It’s not the proverbial “a thousand times ‘No,’ ” but:
- The U.S. Court of Appeals for the Second Circuit has rejected without discussion broadcasters’ request for reconsideration by judges en banc of a recent decision clearing copyright infringement claims against Aereo, the start-up streaming broadcaster that has gone on the offensive to assert the legality of its service; U.S. Circuit Judges Denny Chinn and Richard C Wesley dissented from the decision, supported by ten others on the appellate bench, including Chief Judge Dennis Jacobs.
- An investment analyst sees problems for consumers and the broadcast industry if a la carte options advance, allowing audiences to pick and choose programming rather than paying the ever-increasing, often sports-driven costs of bundled subscription packages.

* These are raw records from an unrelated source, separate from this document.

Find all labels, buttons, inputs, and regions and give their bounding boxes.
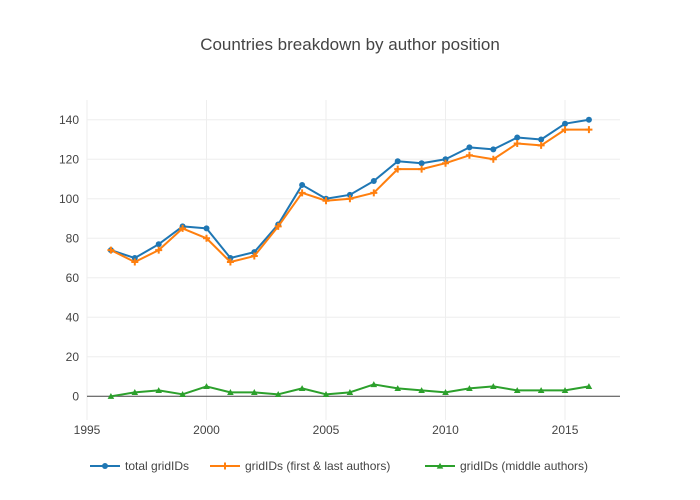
data-point[interactable] <box>561 387 569 394</box>
data-point[interactable] <box>299 181 306 188</box>
series-3 <box>107 381 593 399</box>
data-point[interactable] <box>418 160 425 167</box>
data-point[interactable] <box>585 126 593 134</box>
data-point[interactable] <box>298 189 306 197</box>
data-point[interactable] <box>131 389 139 395</box>
series-2 <box>107 126 593 266</box>
data-point[interactable] <box>322 197 330 205</box>
series-layer <box>107 116 593 399</box>
data-point[interactable] <box>585 383 593 390</box>
data-point[interactable] <box>394 165 402 173</box>
data-point[interactable] <box>514 134 521 141</box>
data-point[interactable] <box>131 258 139 266</box>
data-point[interactable] <box>250 252 258 260</box>
legend-marker[interactable] <box>102 463 108 469</box>
data-point[interactable] <box>490 383 497 390</box>
data-point[interactable] <box>442 389 449 395</box>
data-point[interactable] <box>370 189 378 197</box>
data-point[interactable] <box>585 116 592 123</box>
data-point[interactable] <box>203 225 210 232</box>
y-tick-label: 120 <box>59 152 79 166</box>
legend[interactable]: total gridIDs gridIDs (first & last autho… <box>90 459 588 473</box>
y-tick-label: 100 <box>59 192 79 206</box>
x-tick-label: 1995 <box>74 423 101 437</box>
data-point[interactable] <box>107 246 115 254</box>
x-tick-label: 2000 <box>193 423 220 437</box>
data-point[interactable] <box>513 139 521 147</box>
legend-item[interactable]: gridIDs (first & last authors) <box>210 459 390 473</box>
data-point[interactable] <box>418 165 426 173</box>
data-point[interactable] <box>155 246 163 254</box>
legend-item[interactable]: gridIDs (middle authors) <box>425 459 588 473</box>
data-point[interactable] <box>227 389 234 395</box>
y-tick-label: 40 <box>66 310 80 324</box>
data-point[interactable] <box>346 389 354 395</box>
data-point[interactable] <box>155 387 163 394</box>
legend-marker[interactable] <box>436 462 444 469</box>
data-point[interactable] <box>394 158 401 165</box>
data-point[interactable] <box>490 146 497 153</box>
x-tick-label: 2010 <box>432 423 459 437</box>
data-point[interactable] <box>251 389 258 395</box>
data-point[interactable] <box>466 385 473 392</box>
chart-title: Countries breakdown by author position <box>200 35 500 54</box>
data-point[interactable] <box>394 385 402 392</box>
data-point[interactable] <box>226 258 234 266</box>
data-point[interactable] <box>466 144 473 151</box>
data-point[interactable] <box>442 156 449 163</box>
legend-label: gridIDs (middle authors) <box>460 459 588 473</box>
legend-marker[interactable] <box>221 462 229 470</box>
data-point[interactable] <box>537 387 545 394</box>
data-point[interactable] <box>418 387 425 394</box>
data-point[interactable] <box>203 383 210 390</box>
data-point[interactable] <box>274 391 282 397</box>
data-point[interactable] <box>489 155 497 163</box>
series-1 <box>107 116 592 262</box>
data-point[interactable] <box>322 391 330 397</box>
data-point[interactable] <box>538 136 545 143</box>
y-tick-label: 140 <box>59 113 79 127</box>
data-point[interactable] <box>370 381 378 388</box>
data-point[interactable] <box>442 159 450 167</box>
legend-item[interactable]: total gridIDs <box>90 459 189 473</box>
data-point[interactable] <box>346 195 354 203</box>
legend-label: total gridIDs <box>125 459 189 473</box>
x-tick-label: 2005 <box>313 423 340 437</box>
data-point[interactable] <box>107 392 115 399</box>
axis-layer: 1995 2000 2005 2010 2015 0 20 40 60 80 100 120 140 <box>59 113 620 437</box>
data-point[interactable] <box>465 151 473 159</box>
legend-label: gridIDs (first & last authors) <box>245 459 390 473</box>
x-tick-label: 2015 <box>552 423 579 437</box>
data-point[interactable] <box>513 387 521 394</box>
y-tick-label: 20 <box>66 350 80 364</box>
y-tick-label: 60 <box>66 271 80 285</box>
y-tick-label: 0 <box>72 389 79 403</box>
data-point[interactable] <box>561 126 569 134</box>
data-point[interactable] <box>155 241 162 248</box>
data-point[interactable] <box>179 391 186 397</box>
y-tick-label: 80 <box>66 231 80 245</box>
data-point[interactable] <box>203 234 211 242</box>
data-point[interactable] <box>370 177 377 184</box>
data-point[interactable] <box>298 385 306 392</box>
data-point[interactable] <box>537 141 545 149</box>
data-point[interactable] <box>562 120 569 127</box>
grid-layer <box>86 100 620 420</box>
data-point[interactable] <box>179 224 187 232</box>
data-point[interactable] <box>346 191 353 198</box>
data-point[interactable] <box>131 255 138 262</box>
data-point[interactable] <box>274 222 282 230</box>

- The lawyers at Prenda Law, chastised already by Otis Wright, a Star Trek-inspired U.S. District Judge in Los Angeles and a Southwestern Law School alum, have found the courts getting frostier, frostier and frostier to them and their mass-filings of copyright infringement actions against unnamed parties who downloaded porn that parties at the firm acquired rights to and may have posted; the evolving case files show that Prenda offered to settle its many claims if those about to be publicly shamed for downloading blue material would cough up some green — typically a few thousand dollars.